Shropshire Star

Family man who did not live to see Christmas

As he lay dying 100 years ago, Shropshire soldier Archibald Bowen thought of his wife.

Published
Soon to die... Archibald Bowen and his family.

"He was talking about 'going to Nance,'" said his granddaughter Mrs Isobel Cox, who made a pilgrimage to Bridgnorth war memorial on the centenary of the death of Private Bowen, who was killed in action on December 6, 1917.

"It was said that he had shrapnel in the spine and died four hours later. I thought it would be nice to go to the war memorial.

"I bought a posy of red poppies and a chap who does the gardens helped and we tied it loosely to a tree which had been planted in 2014 to commemorate the beginning of World War One.

"I thought I might be in floods of tears, but I found it quite nice."

Mrs Cox, from Wellington, has researched her maternal grandfather's life and death as part of her family history.

"My mother was Mrs Brenda Smith. She couldn't remember him as she was only three when he died. All she could remember was her mother and two brothers sitting at the table crying. Her middle brother didn't remember him either, and he was seven.

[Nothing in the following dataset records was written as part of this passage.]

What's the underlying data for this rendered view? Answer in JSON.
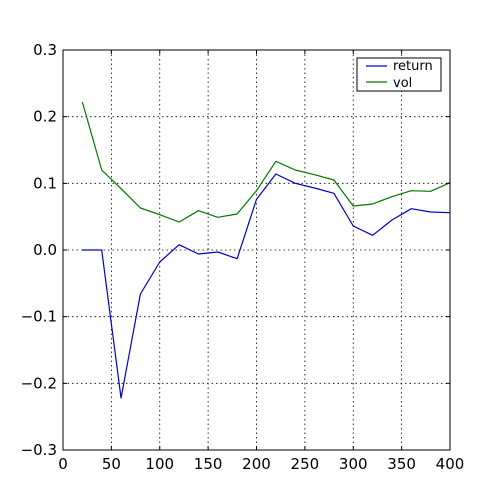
{
  "chart_data": {
    "type": "line",
    "title": "",
    "xlabel": "",
    "ylabel": "",
    "xlim": [
      0,
      400
    ],
    "ylim": [
      -0.3,
      0.3
    ],
    "x_ticks": [
      0,
      50,
      100,
      150,
      200,
      250,
      300,
      350,
      400
    ],
    "y_ticks": [
      -0.3,
      -0.2,
      -0.1,
      0.0,
      0.1,
      0.2,
      0.3
    ],
    "x_tick_labels": [
      "0",
      "50",
      "100",
      "150",
      "200",
      "250",
      "300",
      "350",
      "400"
    ],
    "y_tick_labels": [
      "−0.3",
      "−0.2",
      "−0.1",
      "0.0",
      "0.1",
      "0.2",
      "0.3"
    ],
    "grid": true,
    "grid_style": "dotted",
    "legend_position": "top-right",
    "x": [
      20,
      40,
      60,
      80,
      100,
      120,
      140,
      160,
      180,
      200,
      220,
      240,
      260,
      280,
      300,
      320,
      340,
      360,
      380,
      400
    ],
    "series": [
      {
        "name": "return",
        "color": "#0000cc",
        "values": [
          0.0,
          0.0,
          -0.222,
          -0.066,
          -0.018,
          0.008,
          -0.006,
          -0.003,
          -0.013,
          0.076,
          0.114,
          0.1,
          0.093,
          0.085,
          0.036,
          0.022,
          0.045,
          0.062,
          0.057,
          0.056
        ]
      },
      {
        "name": "vol",
        "color": "#007700",
        "values": [
          0.222,
          0.12,
          0.092,
          0.063,
          0.053,
          0.042,
          0.059,
          0.049,
          0.054,
          0.089,
          0.133,
          0.12,
          0.113,
          0.105,
          0.066,
          0.069,
          0.08,
          0.089,
          0.088,
          0.101
        ]
      }
    ]
  }
}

"Alas, his military records had been destroyed in a fire in the early 1940s so we have little information on him. So we do not know whether he was a war hero or not, but he was a very nice man, a family man, loved by all - 'the best husband I could have wished for,' Nance had stated."

Archibald Edward Bowen was born in 1881 at 21 Friars Street, Bridgnorth, and became a compositor in the printing trade. He went to work in Guildford, and met Nance - her first name was actually Annie - who was a bookbinder from Woking, and they wed in 1908.

They moved to Oxford as he had become a monotype operator with Oxford University Press, and had three children.

He enlisted in the Ox & Bucks Light Infantry in March 1917, but was not to live to see that Christmas, being killed in the fighting around Cambrai. He is buried at the Rocquigny-Equancourt Road cemetery where a sweet alyssum grows next to his headstone.

Sadly, Nance died 10 years later, leaving Isobel's 13-year-old mother and the other children as orphans.